Every place on Earth is beautiful, really, even when drops fall from the sky ‘ruining’ a true beach experience…

From Varkala, we bussed up to Alleppey, where we found ourselves on a houseboat. One of those ‘must do’ experiences that sounds just as romantic as it actually is. We floated around the backwaters of Kerela and swam/bathed in them side by side with plants and a warm, slow current. We booked it up to Fort Kochi from here, which also greeted us with an unfortunate layer of rain – again we found ourselves diving into culinary pleasures. During the clear skies that we did get here, we marched our way around the city and ran across men sitting in a three-walled room with sacks of potatoes lining their surroundings. Thick black rats slicked with grease ran through disgusting ‘creeks’ that may have well been a sewage line. We smelled spices that followed our heels, and the deep blues that crusted themselves on the edges of moldy green buildings were especially bright… everything looked decayed, somehow, in the most brilliant way. Like a fairyland that you would want to run around in at age seven.

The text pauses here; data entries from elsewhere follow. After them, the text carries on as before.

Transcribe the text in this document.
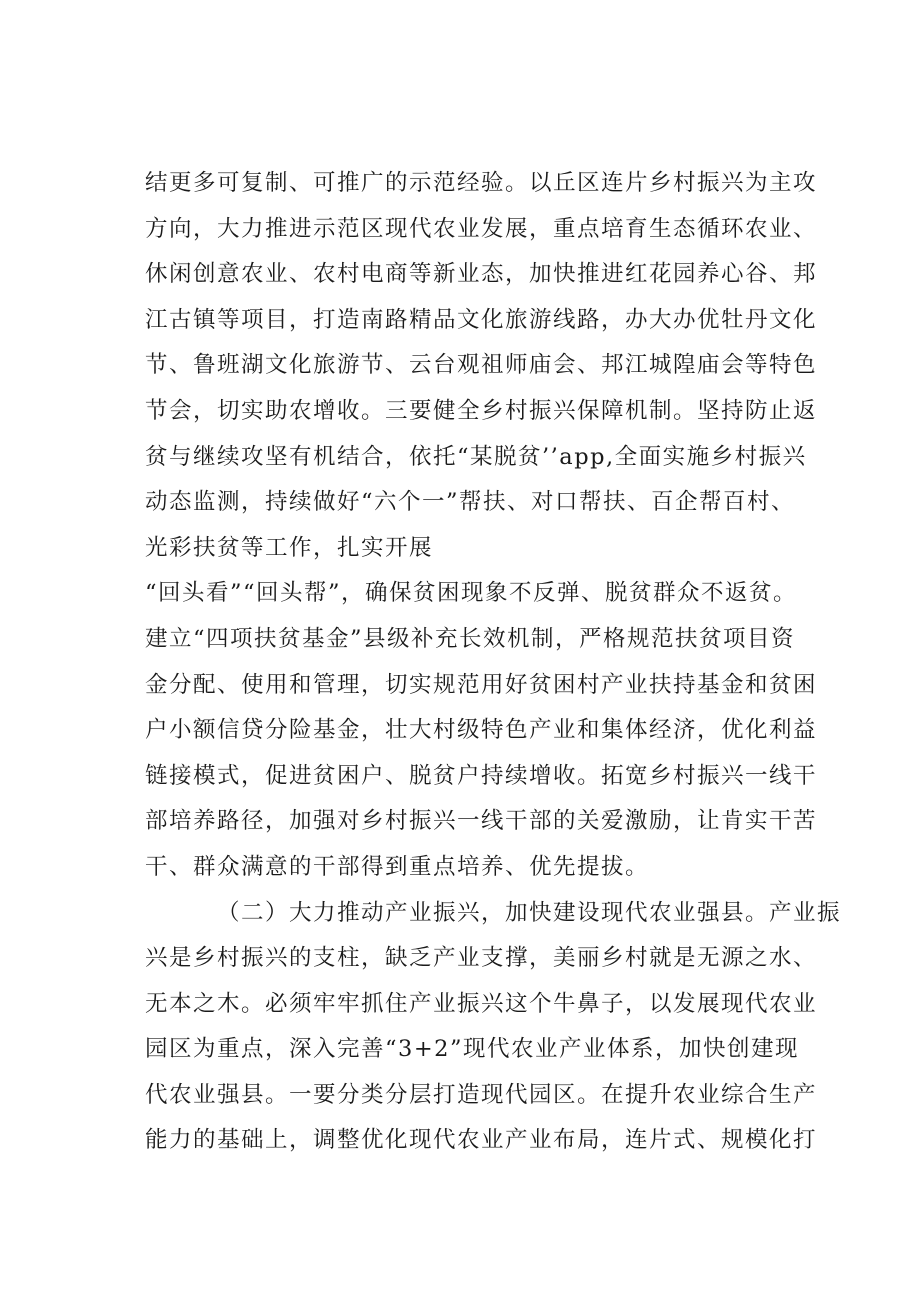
结更多可复制、可推广的示范经验。以丘区连片乡村振兴为主攻
方向，大力推进示范区现代农业发展，重点培育生态循环农业、
休闲创意农业、农村电商等新业态，加快推进红花园养心谷、邦
江古镇等项目，打造南路精品文化旅游线路，办大办优牡丹文化
节、鲁班湖文化旅游节、云台观祖师庙会、邦江城隍庙会等特色
节会，切实助农增收。三要健全乡村振兴保障机制。坚持防止返
贫与继续攻坚有机结合，依托“某脱贫’’app,全面实施乡村振兴
动态监测，持续做好“六个一”帮扶、对口帮扶、百企帮百村、
光彩扶贫等工作，扎实开展
“回头看”“回头帮”，确保贫困现象不反弹、脱贫群众不返贫。
建立“四项扶贫基金”县级补充长效机制，严格规范扶贫项目资
金分配、使用和管理，切实规范用好贫困村产业扶持基金和贫困
户小额信贷分险基金，壮大村级特色产业和集体经济，优化利益
链接模式，促进贫困户、脱贫户持续增收。拓宽乡村振兴一线干
部培养路径，加强对乡村振兴一线干部的关爱激励，让肯实干苦
干、群众满意的干部得到重点培养、优先提拔。
（二）大力推动产业振兴，加快建设现代农业强县。产业振
兴是乡村振兴的支柱，缺乏产业支撑，美丽乡村就是无源之水、
无本之木。必须牢牢抓住产业振兴这个牛鼻子，以发展现代农业
园区为重点，深入完善“3+2”现代农业产业体系，加快创建现
代农业强县。一要分类分层打造现代园区。在提升农业综合生产
能力的基础上，调整优化现代农业产业布局，连片式、规模化打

From Fort Kochin, we trained up to Goa, where the beaches sprawled and the sun yelled into our bleach-white skin. This was the most ‘relaxed’ part of our adventure, where we managed to sit still for four days, and soak up the glare of sunrays. The beaches of Goa are definitely something to behold; something that I was never too excited about, yet managed to puddle as one of the most enjoyable Vitamin-D packed parts of our adventures. You can’t expect anything from this place except the strange enclave of India that it is… People here seem to cling to the idea that Goa is a “party” place – you’ll see old men with rose-tinted sunglasses and thong speedos. You’ll see old women swimming out into the midst of a calm ocean trying to escape their own existence. You’ll see an egg yolk cracked over a blushing horizon. You’ll see an impossibly tan woman in crinkled brown skin, roasted and spiced. You’ll experience personal ecstasy, allowing your entire weight to float along on the gentle current of a harmlessly tumbling sea, back facing the ocean floor, front facing the bleating sun…..

From Goa we found ourselves trapped on an impossible train ride, where we didn’t think we had a place to sleep it was much past our bedtime. Would we find ourselves huddled in an isle way? Our damp sweat cooled by the breeze from the doorway that faces a dew-laden flooded rice field? We ended up finding berths for our bodies to find rest upon, and in the morning we landed in Mumbai.

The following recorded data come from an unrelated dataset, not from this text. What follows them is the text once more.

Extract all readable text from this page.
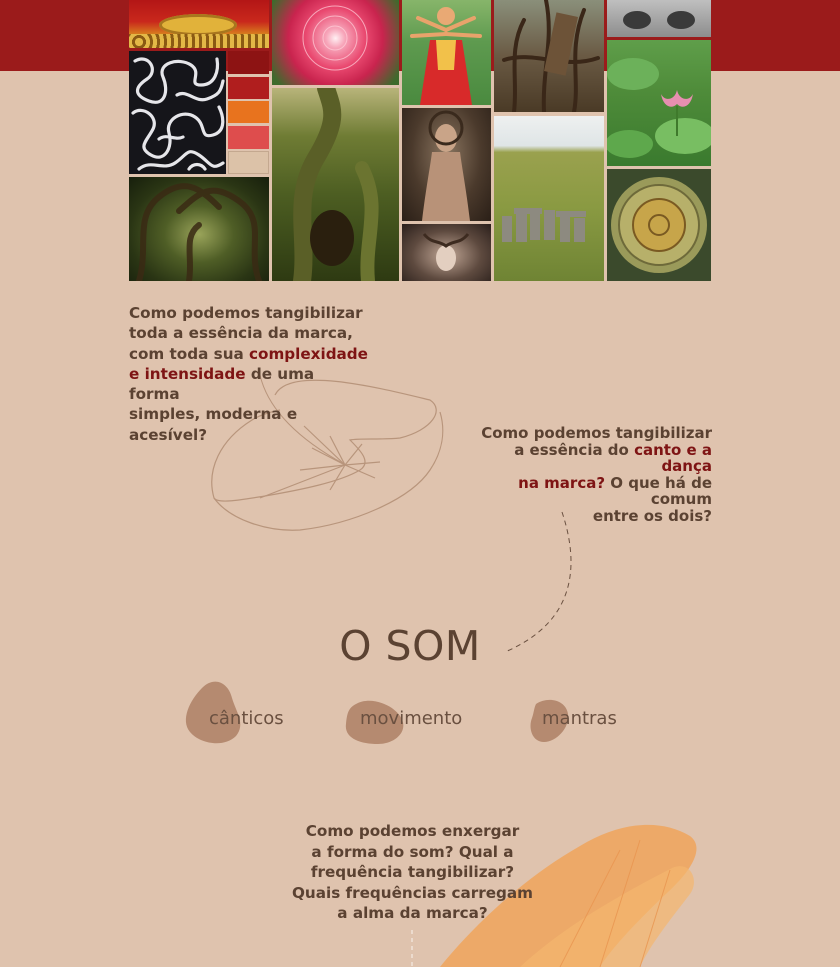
Como podemos tangibilizar
toda a essência da marca,
com toda sua complexidade
e intensidade de uma forma
simples, moderna e acesível?	Como podemos tangibilizar
a essência do canto e a dança
na marca? O que há de comum
entre os dois?
O SOM
cânticos	movimento	mantras
Como podemos enxergar
a forma do som? Qual a
frequência tangibilizar?
Quais frequências carregam
a alma da marca?
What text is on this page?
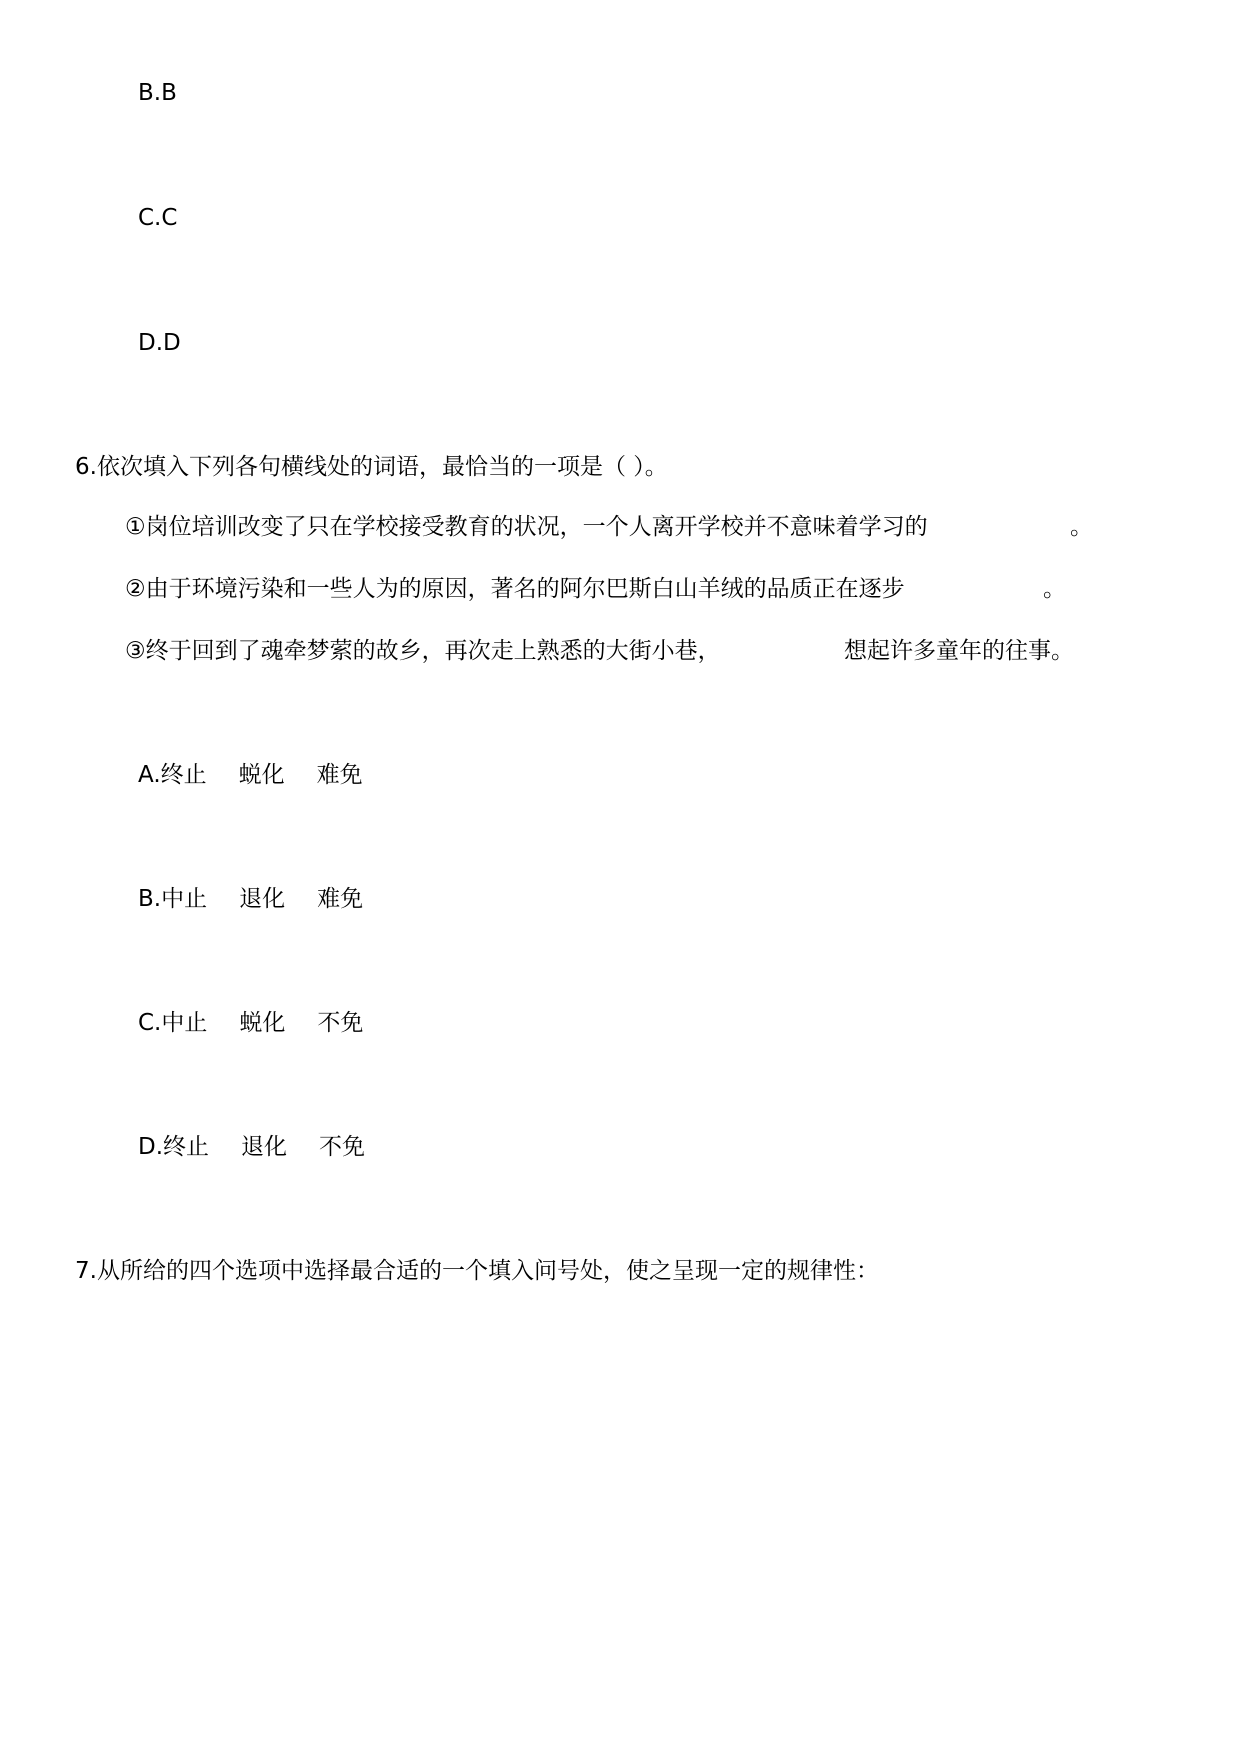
B.B
C.C
D.D
6.依次填入下列各句横线处的词语，最恰当的一项是（ ）。
①岗位培训改变了只在学校接受教育的状况，一个人离开学校并不意味着学习的	。
②由于环境污染和一些人为的原因，著名的阿尔巴斯白山羊绒的品质正在逐步	。
③终于回到了魂牵梦萦的故乡，再次走上熟悉的大街小巷，	想起许多童年的往事。
A.终止 蜕化 难免
B.中止 退化 难免
C.中止 蜕化 不免
D.终止 退化 不免
7.从所给的四个选项中选择最合适的一个填入问号处，使之呈现一定的规律性：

In Mumbai our time was short. We mostly drank sugarcane juice and sampled other flavorful delights while walking around the crescent-shaped coast. Mumbai as a gigantic city is an entirely different beast that Delhi. Reminded me of San Francisco with an elder architecture. More of a college town, it seems, with females that can actually grasp a sense of independence; as I was able to walk around past eleven pee.em without feeling threatened or dependent upon a male peer.

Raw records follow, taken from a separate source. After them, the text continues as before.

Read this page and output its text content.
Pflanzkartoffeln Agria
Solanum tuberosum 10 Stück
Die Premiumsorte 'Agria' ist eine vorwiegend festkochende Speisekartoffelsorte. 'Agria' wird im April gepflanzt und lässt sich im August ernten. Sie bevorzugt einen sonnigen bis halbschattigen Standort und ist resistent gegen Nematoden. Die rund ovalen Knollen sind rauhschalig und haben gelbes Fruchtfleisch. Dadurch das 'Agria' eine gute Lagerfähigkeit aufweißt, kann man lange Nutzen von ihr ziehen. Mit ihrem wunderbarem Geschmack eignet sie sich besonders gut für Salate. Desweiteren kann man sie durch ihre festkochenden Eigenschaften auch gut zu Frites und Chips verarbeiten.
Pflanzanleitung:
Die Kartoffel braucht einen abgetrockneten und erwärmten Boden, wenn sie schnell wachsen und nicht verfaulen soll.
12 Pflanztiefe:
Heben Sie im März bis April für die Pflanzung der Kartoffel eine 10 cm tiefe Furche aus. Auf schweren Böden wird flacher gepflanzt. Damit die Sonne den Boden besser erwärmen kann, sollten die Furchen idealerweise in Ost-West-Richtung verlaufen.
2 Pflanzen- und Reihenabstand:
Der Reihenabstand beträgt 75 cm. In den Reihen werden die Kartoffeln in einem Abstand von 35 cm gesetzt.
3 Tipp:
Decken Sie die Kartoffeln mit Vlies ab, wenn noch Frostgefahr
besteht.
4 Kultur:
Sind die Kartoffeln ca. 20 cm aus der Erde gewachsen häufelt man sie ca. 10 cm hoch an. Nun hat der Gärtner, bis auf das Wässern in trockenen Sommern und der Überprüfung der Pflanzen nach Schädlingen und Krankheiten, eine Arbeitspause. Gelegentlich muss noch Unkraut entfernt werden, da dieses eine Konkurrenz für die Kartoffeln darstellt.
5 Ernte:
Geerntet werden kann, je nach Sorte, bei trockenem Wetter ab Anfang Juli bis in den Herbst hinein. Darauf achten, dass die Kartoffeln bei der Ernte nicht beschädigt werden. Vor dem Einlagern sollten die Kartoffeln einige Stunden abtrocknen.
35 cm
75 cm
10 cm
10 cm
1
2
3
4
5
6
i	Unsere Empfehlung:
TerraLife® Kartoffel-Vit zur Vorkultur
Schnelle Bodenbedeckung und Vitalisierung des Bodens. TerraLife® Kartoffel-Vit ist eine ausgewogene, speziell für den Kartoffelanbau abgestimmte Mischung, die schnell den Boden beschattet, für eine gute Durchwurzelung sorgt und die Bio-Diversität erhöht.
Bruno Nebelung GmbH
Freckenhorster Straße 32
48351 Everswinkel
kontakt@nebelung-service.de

I hate for that last statement to seem to glum in the existence of Delhi, but upon my return here I cannot help but feel more and more encapsulated by suppression. I don’t know why the hazy layer of pollution seems to be dwelling on my existence more so than ever, but after feeling as liberated as I had over the past seventeen days of travel, coming back to Delhi has reminded me that possessing white skin attracts attention of all sorts. I can never gleam a sense of anonymity when every eye seems pasted on me… I know that each eye is nothing, really, just a curious flicker of some other person’s consciousness; but I can’t help but feel intensely scrutinized whenever I step out of my apartment. Perhaps it is also the winks and tongue lolls that I get from passing males…

Anyway, my travels have landed me back in Delhi, ready for school work and dig into spirituality, philosophy, and the like. I have also signed up for another three day Vipassana meditation session. It seems to be something that my mentality craves. Don’t we all crave a little bit of inner peace every now and again?